Il en va aussi de la sécurité du pays, ont assuré quatre anciens ministres de la Sécurité nationale – deux républicains et deux démocrates –, dans une lettre ouverte publiée le 11 novembre. "La Commission d'enquête sur [les attentats du] 11 septembre a conclu qu'une transition rapide et en douceur est essentielle", écrivent-ils. La dernière passation de pouvoir qui a traîné en longueur remonte, en effet, à l'élection de 2000, lorsqu'il avait fallu recompter les votes en Floride pour pouvoir déclarer George W. Bush vainqueur. Ce délai avait retardé l'organisation du département de la Sécurité nationale "d'environ six mois" ce qui avait pu empêcher la nouvelle administration d'avoir une vision d'ensemble de tous les signaux annonciateurs des attentats à venir, avait estimé la Commission d'enquête en 2004.
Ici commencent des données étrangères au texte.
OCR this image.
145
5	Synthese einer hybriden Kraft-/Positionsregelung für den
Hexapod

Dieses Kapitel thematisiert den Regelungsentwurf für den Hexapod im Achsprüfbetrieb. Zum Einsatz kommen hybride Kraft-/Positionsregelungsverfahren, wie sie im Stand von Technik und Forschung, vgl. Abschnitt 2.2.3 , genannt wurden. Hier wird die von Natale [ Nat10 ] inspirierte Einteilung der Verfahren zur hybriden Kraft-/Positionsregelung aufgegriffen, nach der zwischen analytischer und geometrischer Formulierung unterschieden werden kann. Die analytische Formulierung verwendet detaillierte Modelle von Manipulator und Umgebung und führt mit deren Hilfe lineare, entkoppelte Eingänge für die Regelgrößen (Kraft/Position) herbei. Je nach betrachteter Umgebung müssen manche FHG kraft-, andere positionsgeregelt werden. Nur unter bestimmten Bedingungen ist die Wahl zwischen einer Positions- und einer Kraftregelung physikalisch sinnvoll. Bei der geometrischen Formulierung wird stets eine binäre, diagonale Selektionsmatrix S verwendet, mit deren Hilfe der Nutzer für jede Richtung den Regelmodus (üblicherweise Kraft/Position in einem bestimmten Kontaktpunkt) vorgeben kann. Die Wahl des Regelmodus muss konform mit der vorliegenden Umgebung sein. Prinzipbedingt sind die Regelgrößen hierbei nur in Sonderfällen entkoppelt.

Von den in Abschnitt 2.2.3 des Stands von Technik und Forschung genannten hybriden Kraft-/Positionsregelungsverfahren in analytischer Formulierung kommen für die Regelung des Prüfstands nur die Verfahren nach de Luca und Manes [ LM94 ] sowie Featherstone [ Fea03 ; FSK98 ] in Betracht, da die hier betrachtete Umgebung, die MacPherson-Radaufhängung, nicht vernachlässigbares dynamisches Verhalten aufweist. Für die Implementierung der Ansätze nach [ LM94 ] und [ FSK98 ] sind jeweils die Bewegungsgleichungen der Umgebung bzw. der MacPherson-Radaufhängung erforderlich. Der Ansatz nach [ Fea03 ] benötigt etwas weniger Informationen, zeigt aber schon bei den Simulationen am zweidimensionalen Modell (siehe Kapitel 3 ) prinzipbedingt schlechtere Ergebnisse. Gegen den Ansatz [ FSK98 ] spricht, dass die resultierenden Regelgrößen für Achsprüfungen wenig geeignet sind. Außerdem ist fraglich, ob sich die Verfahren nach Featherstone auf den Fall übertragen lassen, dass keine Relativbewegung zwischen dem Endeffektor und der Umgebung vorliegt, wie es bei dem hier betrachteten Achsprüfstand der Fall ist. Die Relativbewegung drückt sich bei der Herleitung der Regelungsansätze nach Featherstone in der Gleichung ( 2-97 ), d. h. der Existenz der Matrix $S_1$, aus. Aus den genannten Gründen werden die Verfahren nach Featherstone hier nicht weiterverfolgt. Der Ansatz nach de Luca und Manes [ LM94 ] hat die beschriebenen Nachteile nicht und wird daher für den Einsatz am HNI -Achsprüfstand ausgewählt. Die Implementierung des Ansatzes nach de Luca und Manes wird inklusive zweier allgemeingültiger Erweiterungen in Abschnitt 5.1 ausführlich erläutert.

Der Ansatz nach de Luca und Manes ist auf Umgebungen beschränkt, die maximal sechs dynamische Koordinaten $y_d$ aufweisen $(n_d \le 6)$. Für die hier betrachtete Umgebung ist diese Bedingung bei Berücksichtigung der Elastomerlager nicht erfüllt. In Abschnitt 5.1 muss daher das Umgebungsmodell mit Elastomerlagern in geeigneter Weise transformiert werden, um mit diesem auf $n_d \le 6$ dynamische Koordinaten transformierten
Surtout, les observateurs ne comprennent pas de quel droit Emily Murphy refuse de signer le précieux document. "C'est généralement l'un des premiers actes qui intervient après le scrutin", rappelle le New York Times. La patronne de la GSA s'est référée "au précédent de 2000" pour attendre que l'un des candidats "reconnaissent officiellement sa défaite". Mais l'argument ne tient pas, d'après Kate Shaw, enseignante à l'École de droit Benjamin N. Cardozo de New York. Elle rappelle, dans une tribune publiée par le site Just Security, que le directeur de cette agence avait déjà été critiquée à l'époque pour sa lenteur et que la possibilité de se retrancher derrière le refus d'un candidat de reconnaître sa défaite avait été abandonnée après cet épisode.
Bosseuse ou "loyaliste" jusqu'au-boutiste ?
Cette obstination révèlerait, en fait, le vrai visage d'Emily Murphy, estime CNN. Elle s'est toujours présentée comme un simple rouage de l'administration, contente de rester au second plan. Lors de son audition devant le Sénat pour valider sa nomination, en 2017, elle s'était décrite comme "une bosseuse" qui préfère faire "profil bas" et travailler dans l'intérêt général. Les politiciens, y compris dans le camp démocrate, qui ont eu affaire à cette ancienne avocate ayant fait une partie de sa carrière au sein de l'Administration des services généraux sous George W. Bush, l'avaient tous trouvée "sérieuse et professionnelle", rappelle le Washington Post.
Mais la crise actuelle démontrerait qu'elle est, avant tout, une "loyaliste" jusqu'au-boutiste prête à bloquer le processus démocratique pour plaire à son patron de président qui continue à affirmer être le véritable vainqueur de l'élection, juge Walter Shaub. Ce dernier souligne qu'il y avait eu des signes annonciateurs. En 2018, c'est elle qui avait bloqué le déménagement du FBI de ses locaux en plein cœur de Washington. Un changement d'adresse qui déplaisait à Donald Trump, car il libérait un immeuble qui pouvait, potentiellement, être transformé en un hôtel de luxe concurrent à côté de son célèbre Trump International Hotel, l'un des joyaux de son empire immobilier, avait conclu une commission d'enquête de la Chambre des représentants.
Au-delà du simple cas d'Emily Murphy, cette situation démontrerait qu'il y a quelque chose de pourri au royaume de la démocratie américaine, estime l'ancien sénateur républicain Jim Talent. "Il est quand même insensé que, dans les faits, la responsabilité de valider le résultat de l'élection présidentielle repose sur les épaules de la personne qui s'occupe de gérer l'immobilier du gouvernement, c'est-à-dire celui qui, dans les faits, décide des fournitures à acheter pour les bureaux de l'administration !", a déclaré ce politicien à CNN. Un résumé peut-être un brin condescendant, mais il est sûr que le processus électoral américain ne ressort pas grandi de cette affaire.